O encontro da criatura consigo mesma se processa depois de longa caminhada, muitos tombos, muita luta.
Esse dia, considerado pelos que conhecem a vida no seu verdadeiro sentido, é o da ressurreição. É o dia da iniciação nos planos de luz.
Continuando, embora, sujeito ao plano físico, atravessando ainda os corredores escuros onde os fantasmas se ocultam para assustar os incautos, o ser que se encontrou já não corre o risco de ser surpreendido nem se apavora ante as provas que ainda tenha que se submeter.
Sim, porque a vida daquele que tomou conhecimento de si mesmo não se modifica em nada. Continua o seu ritmo normal. Quem se modifica é a criatura, que, caminhando agora de olhos abertos e ouvidos atentos, não tropeçará, não tombará, nem estorvará a caminhada dos demais.

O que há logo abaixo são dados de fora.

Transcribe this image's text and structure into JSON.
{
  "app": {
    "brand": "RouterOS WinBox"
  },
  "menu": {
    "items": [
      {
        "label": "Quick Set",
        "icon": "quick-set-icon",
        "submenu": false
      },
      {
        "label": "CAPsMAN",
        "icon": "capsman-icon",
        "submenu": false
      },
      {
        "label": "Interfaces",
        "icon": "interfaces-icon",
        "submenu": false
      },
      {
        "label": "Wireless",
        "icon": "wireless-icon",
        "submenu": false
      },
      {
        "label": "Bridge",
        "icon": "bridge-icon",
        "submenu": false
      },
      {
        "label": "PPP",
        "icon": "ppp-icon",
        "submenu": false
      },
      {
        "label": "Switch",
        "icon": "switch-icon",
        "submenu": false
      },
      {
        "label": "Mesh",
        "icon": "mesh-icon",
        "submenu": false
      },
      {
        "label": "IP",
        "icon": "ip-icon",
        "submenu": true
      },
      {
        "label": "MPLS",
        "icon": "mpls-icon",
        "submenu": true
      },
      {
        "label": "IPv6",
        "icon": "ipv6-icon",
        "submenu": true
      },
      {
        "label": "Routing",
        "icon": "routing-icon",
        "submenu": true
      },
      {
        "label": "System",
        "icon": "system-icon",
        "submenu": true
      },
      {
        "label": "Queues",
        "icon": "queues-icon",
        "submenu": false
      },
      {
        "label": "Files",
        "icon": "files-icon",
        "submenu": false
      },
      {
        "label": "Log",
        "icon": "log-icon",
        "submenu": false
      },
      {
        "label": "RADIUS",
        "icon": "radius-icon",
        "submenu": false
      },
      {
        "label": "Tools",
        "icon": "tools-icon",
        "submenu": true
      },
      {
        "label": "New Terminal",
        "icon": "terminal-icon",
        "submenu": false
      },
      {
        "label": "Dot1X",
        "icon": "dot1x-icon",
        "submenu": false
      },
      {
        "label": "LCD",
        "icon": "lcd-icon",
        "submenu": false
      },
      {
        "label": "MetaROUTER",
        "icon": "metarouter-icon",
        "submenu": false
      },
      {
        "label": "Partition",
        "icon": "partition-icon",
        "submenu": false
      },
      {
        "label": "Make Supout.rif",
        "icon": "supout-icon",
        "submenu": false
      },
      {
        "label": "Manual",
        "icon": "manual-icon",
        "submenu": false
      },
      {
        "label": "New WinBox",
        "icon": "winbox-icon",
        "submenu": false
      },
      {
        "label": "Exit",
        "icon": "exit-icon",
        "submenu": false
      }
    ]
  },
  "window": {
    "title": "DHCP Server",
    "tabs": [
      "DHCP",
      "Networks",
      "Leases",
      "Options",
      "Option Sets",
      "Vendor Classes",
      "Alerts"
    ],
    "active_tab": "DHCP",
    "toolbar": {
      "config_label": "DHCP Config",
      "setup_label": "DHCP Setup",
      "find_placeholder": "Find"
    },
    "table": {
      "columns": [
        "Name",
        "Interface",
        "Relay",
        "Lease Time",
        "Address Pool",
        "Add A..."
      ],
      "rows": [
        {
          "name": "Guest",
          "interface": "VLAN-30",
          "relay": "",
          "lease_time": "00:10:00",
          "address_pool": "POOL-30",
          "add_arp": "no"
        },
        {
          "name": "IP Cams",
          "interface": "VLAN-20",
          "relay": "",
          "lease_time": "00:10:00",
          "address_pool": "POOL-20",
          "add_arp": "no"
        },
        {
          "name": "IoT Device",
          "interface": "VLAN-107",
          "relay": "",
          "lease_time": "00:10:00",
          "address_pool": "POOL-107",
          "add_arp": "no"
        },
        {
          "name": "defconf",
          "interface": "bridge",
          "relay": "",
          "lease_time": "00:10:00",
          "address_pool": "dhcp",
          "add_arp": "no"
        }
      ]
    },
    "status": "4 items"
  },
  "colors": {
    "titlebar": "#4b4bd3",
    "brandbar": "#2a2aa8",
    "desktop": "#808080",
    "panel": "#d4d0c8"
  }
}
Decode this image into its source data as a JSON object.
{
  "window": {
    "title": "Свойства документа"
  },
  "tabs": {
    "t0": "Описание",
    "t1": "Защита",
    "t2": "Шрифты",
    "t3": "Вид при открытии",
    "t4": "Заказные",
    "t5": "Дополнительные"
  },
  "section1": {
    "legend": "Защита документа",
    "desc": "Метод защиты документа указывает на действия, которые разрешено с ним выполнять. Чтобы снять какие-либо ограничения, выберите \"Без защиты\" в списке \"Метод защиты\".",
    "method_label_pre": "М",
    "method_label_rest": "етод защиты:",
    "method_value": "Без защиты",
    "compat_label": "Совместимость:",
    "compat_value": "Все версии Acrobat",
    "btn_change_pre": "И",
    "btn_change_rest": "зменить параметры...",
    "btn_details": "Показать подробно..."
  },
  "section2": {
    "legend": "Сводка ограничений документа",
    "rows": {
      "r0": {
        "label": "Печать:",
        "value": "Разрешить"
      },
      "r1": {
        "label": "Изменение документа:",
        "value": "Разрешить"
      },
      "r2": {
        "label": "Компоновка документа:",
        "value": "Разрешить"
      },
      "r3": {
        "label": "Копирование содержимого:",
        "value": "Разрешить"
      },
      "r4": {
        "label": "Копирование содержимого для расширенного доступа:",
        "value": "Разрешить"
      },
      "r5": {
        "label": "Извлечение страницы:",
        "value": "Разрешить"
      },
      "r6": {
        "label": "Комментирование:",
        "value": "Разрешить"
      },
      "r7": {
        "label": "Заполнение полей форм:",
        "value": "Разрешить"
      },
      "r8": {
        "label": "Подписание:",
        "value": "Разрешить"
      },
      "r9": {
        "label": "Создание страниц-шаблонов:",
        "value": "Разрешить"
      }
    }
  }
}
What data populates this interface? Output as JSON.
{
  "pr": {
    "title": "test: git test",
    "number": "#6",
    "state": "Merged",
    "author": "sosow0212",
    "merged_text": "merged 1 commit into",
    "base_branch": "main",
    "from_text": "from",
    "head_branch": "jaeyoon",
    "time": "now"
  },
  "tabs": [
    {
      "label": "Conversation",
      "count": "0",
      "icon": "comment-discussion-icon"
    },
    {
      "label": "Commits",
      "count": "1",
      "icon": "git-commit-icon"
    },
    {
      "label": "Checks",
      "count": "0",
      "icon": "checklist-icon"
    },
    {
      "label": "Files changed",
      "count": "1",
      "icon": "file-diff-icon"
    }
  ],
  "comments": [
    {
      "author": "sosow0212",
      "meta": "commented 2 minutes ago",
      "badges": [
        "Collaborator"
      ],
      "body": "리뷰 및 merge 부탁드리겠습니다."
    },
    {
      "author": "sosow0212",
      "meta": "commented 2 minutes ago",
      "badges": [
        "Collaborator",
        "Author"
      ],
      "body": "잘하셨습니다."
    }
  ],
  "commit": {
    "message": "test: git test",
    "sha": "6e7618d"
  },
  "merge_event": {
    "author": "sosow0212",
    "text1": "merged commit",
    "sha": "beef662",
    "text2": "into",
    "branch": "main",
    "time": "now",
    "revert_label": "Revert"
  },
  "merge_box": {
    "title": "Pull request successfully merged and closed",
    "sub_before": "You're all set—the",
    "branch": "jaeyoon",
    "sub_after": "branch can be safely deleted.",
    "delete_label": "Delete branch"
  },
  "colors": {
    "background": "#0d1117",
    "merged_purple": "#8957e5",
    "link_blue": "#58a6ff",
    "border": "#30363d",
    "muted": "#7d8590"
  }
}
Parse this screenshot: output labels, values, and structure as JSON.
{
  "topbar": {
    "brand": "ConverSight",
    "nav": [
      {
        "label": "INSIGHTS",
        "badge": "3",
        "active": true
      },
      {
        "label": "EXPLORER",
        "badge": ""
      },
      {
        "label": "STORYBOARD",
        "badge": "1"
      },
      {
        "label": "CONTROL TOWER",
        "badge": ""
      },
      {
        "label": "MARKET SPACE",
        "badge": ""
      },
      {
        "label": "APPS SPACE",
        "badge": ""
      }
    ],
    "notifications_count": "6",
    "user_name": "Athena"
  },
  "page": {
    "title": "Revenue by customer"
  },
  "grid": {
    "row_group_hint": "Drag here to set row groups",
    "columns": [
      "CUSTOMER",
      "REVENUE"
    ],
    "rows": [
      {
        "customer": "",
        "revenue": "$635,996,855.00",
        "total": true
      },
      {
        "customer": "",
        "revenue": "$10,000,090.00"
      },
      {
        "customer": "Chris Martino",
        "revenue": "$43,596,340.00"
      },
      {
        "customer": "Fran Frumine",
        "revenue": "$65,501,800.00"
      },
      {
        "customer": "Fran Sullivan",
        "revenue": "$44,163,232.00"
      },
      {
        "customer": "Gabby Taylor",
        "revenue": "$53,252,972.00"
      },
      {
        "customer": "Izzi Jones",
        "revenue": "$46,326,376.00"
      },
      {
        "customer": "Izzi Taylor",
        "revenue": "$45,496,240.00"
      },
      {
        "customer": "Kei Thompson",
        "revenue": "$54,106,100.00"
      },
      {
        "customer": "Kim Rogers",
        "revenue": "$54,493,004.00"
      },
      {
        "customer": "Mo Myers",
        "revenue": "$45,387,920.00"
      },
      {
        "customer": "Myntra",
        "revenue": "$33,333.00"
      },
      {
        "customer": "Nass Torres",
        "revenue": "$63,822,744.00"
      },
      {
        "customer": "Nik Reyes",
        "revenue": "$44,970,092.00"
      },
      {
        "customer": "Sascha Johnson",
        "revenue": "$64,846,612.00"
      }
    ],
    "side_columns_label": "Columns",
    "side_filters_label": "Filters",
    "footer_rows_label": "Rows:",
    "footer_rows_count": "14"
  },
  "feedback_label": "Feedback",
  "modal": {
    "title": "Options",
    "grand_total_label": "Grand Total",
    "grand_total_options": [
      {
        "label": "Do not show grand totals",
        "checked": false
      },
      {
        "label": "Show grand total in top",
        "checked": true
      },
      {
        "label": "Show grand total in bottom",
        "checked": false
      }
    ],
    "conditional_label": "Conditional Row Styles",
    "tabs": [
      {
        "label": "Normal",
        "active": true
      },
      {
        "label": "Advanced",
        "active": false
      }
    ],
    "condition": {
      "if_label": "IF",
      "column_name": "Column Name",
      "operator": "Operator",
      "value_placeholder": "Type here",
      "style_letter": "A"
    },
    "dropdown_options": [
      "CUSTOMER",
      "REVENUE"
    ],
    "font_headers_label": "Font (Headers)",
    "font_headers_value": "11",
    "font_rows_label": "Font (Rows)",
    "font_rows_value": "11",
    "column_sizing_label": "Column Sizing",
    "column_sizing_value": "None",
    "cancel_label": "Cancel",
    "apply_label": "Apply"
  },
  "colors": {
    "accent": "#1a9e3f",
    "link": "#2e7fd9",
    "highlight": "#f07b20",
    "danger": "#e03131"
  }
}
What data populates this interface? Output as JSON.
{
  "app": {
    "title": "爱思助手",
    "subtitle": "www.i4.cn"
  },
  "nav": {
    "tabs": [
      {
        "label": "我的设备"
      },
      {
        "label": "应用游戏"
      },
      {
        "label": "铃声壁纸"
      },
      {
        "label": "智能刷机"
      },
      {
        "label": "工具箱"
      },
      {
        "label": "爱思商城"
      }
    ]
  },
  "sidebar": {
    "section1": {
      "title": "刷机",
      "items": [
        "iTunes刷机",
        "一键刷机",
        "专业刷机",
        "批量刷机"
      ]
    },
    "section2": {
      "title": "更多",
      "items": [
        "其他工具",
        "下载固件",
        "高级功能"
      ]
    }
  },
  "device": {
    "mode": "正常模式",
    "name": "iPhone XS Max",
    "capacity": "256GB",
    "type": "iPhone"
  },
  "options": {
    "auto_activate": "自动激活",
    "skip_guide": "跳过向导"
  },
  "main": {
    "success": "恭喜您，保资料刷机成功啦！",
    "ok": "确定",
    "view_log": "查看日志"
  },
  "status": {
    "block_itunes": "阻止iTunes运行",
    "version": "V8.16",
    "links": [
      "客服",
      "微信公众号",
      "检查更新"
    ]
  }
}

A sua mudança interior será, entretanto, sentida pelos seus familiares, porque seus atos tomarão outro aspecto.
Agora, sob o controle da vontade, dirigida pelo amor e com o apoio da serenidade, ele é, realmente, outro homem.
Não poderá galgar os píncaros da glória, não se converterá num santo, da noite para o dia, mas a sua personalidade será fatalmente destronada, cedendo lugar à individualidade que faz do homem um ser consciente.
A personalidade é o feitio que o homem adota para viver a sua vida material. O seu caráter, o seu modo de ser. Entretanto, adquirida essa personalidade, ou seja, agrupados os fatores primordiais que farão do ser uma pessoa com características próprias, ele afina cada um desses elementos, dulcificando-os, e daquele montão de formas, ele tira partículas e formará o seu ser imortal, espiritual e se individualiza.
A personalidade vive muito bem e adequadamente nos meios mundanos. É a forma de cada um. Mas, na vida do espírito, ela terá que ser podada e muito retocada, para ser utilizada apenas a sua essência.
Eis que, para alguém galgar os degraus da grande escada, terá que se encontrar dentro da sua personalidade, e então, encetar a sua nova vida dentro da vida antiga.
Nesse dia, como já disse, a criatura começa a sua ascensão. Mas o seu rosário de lágrimas será ainda longo... muito longo...
Aquele que ainda perambula na vida inconscientemente, revidando ofensas, injustiçando, ambicionando o supérfluo, descarrega as suas energias nesse trabalho de 'toma lá, dá cá'.
Aquele que se propõe a trilhar o caminho do meio, muito luta e muito sofre, até conseguir sublimar os instintos e equilibrar as emoções.
Vale mais a pena começar agora do que se arrastar por vidas e vidas, carregando o peso da personalidade frívola, incômoda e inútil.
Cenyra Pinto
PINTO, Cenyra. Levanta-te e anda. Rio de Janeiro, RJ: Lachâtre, 1993, p. 138-9.